That would create 12 temporary jobs at Aycliffe Business Park, where the company is an industry leader in the production of high-quality hair and beauty products.

However, expansion plans are being thwarted by difficulties obtaining raw materials for hand sanitiser, and a 400 per cent increase in the price of ethanol, the product’s main component.

Tricogen wants to increase shifts from one to three a day, but has so far only been able to put on an extra day’s overtime per week.

Chief Executive Garth Sliufko said: “It’s frustrating because we could easily produce hand sanitiser 24 hours a day, seven days a week, and increase weekly output by at least 50 tons to help meet public demand which has gone through the roof.

“But we can’t because we are unable to get the raw materials. Supply of ethanol, and the thickening agent, is the main issue, but there is also a problem with getting packaging materials.”

Mr Sliufko has questioned the 400 per cent increase in ethanol costs, saying: “I can’t see any justification for increasing the price by that much in the midst of a global crisis.”

All products manufactured by Tricogen are registered on the Cosmetics Products Notification Portal (CPNP), which is an online compliance system ensuring they meet European safety standards, and carry the correct information for consumers.

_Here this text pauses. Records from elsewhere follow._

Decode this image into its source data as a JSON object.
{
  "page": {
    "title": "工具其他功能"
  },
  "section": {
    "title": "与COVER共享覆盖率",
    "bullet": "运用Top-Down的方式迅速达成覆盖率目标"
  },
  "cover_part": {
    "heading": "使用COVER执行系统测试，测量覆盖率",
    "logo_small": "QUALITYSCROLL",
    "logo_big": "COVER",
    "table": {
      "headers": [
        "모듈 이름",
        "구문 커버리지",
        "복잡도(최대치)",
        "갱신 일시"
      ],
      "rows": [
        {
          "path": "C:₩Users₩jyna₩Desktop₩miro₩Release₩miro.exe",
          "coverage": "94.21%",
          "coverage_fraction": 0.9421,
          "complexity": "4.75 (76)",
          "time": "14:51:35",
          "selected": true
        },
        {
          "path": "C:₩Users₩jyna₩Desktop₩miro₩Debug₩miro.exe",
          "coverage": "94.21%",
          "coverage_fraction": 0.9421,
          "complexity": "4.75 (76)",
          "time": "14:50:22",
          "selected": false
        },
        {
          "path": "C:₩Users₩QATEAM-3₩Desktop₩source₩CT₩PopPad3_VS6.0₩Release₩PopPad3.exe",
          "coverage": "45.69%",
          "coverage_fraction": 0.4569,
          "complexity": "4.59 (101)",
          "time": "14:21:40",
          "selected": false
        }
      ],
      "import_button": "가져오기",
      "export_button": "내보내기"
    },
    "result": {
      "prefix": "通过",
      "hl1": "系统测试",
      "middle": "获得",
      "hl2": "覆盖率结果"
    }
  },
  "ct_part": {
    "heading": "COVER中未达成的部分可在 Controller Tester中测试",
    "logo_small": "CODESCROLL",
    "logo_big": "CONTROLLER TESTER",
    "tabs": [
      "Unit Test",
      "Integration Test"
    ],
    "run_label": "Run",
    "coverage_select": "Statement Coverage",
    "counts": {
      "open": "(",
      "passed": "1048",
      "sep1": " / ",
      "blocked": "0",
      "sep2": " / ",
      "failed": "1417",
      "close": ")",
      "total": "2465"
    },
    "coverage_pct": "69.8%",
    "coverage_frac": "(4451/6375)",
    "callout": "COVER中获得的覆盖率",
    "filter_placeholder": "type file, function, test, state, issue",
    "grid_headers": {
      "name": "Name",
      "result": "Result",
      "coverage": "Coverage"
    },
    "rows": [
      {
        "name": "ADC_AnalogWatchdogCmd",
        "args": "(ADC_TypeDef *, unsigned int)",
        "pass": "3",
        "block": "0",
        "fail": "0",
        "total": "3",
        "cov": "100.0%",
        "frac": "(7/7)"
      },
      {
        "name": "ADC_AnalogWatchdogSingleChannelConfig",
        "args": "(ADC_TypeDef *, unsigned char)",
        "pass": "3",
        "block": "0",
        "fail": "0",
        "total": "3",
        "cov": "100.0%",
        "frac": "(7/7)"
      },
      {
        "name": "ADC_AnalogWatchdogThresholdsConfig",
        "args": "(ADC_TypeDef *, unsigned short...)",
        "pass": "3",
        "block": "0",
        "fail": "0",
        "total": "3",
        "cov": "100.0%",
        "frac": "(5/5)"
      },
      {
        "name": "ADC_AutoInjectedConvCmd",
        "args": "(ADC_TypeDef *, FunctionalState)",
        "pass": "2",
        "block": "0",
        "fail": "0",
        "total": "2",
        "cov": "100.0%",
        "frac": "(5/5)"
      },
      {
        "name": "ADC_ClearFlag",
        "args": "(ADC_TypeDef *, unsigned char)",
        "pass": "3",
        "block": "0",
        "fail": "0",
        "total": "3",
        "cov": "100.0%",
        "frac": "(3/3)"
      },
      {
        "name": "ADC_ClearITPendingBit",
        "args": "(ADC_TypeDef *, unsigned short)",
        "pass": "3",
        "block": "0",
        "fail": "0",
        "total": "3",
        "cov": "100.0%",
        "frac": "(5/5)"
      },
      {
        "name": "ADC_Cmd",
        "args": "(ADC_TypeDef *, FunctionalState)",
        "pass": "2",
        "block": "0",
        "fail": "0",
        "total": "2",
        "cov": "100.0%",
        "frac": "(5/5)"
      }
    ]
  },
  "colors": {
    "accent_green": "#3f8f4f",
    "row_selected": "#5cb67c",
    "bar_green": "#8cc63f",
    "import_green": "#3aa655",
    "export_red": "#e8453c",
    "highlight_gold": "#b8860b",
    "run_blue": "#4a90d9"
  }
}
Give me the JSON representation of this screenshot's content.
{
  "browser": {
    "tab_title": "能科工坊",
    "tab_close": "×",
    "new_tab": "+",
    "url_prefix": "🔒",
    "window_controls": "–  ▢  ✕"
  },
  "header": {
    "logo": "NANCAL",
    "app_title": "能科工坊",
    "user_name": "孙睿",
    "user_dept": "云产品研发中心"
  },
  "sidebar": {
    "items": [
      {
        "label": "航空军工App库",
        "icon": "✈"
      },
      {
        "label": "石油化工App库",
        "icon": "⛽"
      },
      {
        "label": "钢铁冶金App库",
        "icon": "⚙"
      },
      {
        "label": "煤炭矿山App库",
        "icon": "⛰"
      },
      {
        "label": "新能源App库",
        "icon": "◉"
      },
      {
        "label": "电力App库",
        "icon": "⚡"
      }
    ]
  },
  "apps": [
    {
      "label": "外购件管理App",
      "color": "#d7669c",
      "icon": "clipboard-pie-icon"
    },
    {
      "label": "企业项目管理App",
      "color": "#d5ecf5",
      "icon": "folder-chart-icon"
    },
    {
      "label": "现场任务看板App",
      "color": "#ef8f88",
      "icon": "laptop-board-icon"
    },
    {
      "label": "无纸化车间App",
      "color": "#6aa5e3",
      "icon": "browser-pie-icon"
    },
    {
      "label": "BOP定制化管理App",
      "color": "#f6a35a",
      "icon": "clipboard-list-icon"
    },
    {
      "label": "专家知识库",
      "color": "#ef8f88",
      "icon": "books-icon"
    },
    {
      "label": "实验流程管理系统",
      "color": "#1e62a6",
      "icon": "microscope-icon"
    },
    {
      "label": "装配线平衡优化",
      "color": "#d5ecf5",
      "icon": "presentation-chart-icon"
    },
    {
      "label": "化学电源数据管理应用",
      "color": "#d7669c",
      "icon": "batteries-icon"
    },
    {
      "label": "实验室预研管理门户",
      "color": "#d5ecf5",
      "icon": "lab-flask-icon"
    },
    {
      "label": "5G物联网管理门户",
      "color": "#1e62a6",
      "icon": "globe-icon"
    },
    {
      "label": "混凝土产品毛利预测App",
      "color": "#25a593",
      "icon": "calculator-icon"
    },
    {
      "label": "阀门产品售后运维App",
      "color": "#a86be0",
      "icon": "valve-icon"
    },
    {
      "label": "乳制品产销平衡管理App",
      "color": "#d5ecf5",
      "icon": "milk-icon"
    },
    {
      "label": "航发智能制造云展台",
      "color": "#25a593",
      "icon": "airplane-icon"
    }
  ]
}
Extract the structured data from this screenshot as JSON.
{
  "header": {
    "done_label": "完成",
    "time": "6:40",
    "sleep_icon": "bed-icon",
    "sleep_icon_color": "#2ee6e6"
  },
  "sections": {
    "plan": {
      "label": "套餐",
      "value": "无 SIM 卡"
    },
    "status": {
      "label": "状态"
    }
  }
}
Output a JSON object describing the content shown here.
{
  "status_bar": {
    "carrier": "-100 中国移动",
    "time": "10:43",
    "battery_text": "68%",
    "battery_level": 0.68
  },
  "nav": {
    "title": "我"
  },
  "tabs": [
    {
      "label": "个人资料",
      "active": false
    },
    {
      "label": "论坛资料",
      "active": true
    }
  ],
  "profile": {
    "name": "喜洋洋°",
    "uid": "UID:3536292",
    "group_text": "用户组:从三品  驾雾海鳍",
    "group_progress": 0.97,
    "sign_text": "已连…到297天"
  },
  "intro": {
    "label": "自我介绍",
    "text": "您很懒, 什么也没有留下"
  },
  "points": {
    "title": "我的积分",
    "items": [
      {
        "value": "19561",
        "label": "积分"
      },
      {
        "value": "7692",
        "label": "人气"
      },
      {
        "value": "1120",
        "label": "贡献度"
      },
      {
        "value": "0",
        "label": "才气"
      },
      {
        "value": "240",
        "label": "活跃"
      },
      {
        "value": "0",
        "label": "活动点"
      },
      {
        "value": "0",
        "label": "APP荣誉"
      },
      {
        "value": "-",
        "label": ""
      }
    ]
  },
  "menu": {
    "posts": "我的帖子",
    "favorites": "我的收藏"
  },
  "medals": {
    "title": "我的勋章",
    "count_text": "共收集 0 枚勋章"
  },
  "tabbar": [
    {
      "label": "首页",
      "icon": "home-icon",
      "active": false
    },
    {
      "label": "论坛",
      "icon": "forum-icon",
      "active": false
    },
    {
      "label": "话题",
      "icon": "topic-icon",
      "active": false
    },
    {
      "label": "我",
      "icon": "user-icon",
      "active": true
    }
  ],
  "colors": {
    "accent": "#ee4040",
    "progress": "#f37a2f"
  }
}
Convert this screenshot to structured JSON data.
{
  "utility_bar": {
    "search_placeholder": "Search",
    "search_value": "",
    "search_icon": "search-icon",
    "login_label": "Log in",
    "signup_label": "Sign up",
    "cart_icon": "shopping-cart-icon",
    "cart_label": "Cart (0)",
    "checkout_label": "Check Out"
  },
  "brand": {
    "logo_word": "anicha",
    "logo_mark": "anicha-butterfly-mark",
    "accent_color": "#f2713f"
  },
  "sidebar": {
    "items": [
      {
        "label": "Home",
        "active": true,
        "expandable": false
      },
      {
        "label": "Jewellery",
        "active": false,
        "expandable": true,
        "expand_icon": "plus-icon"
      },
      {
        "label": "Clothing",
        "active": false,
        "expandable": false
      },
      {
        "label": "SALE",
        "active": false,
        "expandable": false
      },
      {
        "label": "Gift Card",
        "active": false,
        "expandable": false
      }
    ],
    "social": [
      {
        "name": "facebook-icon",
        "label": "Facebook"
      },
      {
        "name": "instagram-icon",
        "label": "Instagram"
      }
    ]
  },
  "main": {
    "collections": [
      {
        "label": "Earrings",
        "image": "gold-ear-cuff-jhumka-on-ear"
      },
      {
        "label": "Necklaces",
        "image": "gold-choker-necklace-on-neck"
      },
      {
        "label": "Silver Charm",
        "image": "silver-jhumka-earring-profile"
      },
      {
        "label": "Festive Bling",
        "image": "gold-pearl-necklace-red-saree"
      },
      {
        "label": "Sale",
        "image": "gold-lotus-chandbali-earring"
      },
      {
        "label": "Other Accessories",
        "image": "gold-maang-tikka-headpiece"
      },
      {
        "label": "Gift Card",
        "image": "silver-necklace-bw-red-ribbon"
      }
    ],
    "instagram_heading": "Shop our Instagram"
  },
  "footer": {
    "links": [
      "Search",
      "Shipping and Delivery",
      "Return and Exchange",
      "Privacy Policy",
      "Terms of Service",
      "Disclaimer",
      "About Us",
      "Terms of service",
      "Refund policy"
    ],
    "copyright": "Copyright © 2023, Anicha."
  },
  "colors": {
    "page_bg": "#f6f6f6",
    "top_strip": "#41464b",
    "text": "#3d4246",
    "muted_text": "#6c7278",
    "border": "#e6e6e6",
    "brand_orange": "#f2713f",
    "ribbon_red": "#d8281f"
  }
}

Ten years ago, the company invested in procedures and systems to ensure it can identify every product it manufactures, and track where it was delivered.

Mr Sliufko believes the Government should act to encourage suppliers of raw materials to work in partnership with established manufacturers that have a track record in producing hand sanitiser.

“It is clearly in the country’s best interests to maximise production under the safest conditions possible,” he said.

Tricogen’s roots go back 74 years when Mr Sliufko’s father, Ray, and his brother, Maurice, established Ray & Company (Hairdressers Sundriesmen) Ltd in Darlington.

A manufacturing company, called Raydiant Chemical Company Ltd, ran alongside it, making a range of products for the hairdressing industry.

Raydiant Chemical Company Ltd was rebranded as Tricogen Laboratories 25 years ago, and Ray & Company is now Trade Hair Supplies, with branches across the north. The two businesses employ more than 80 people.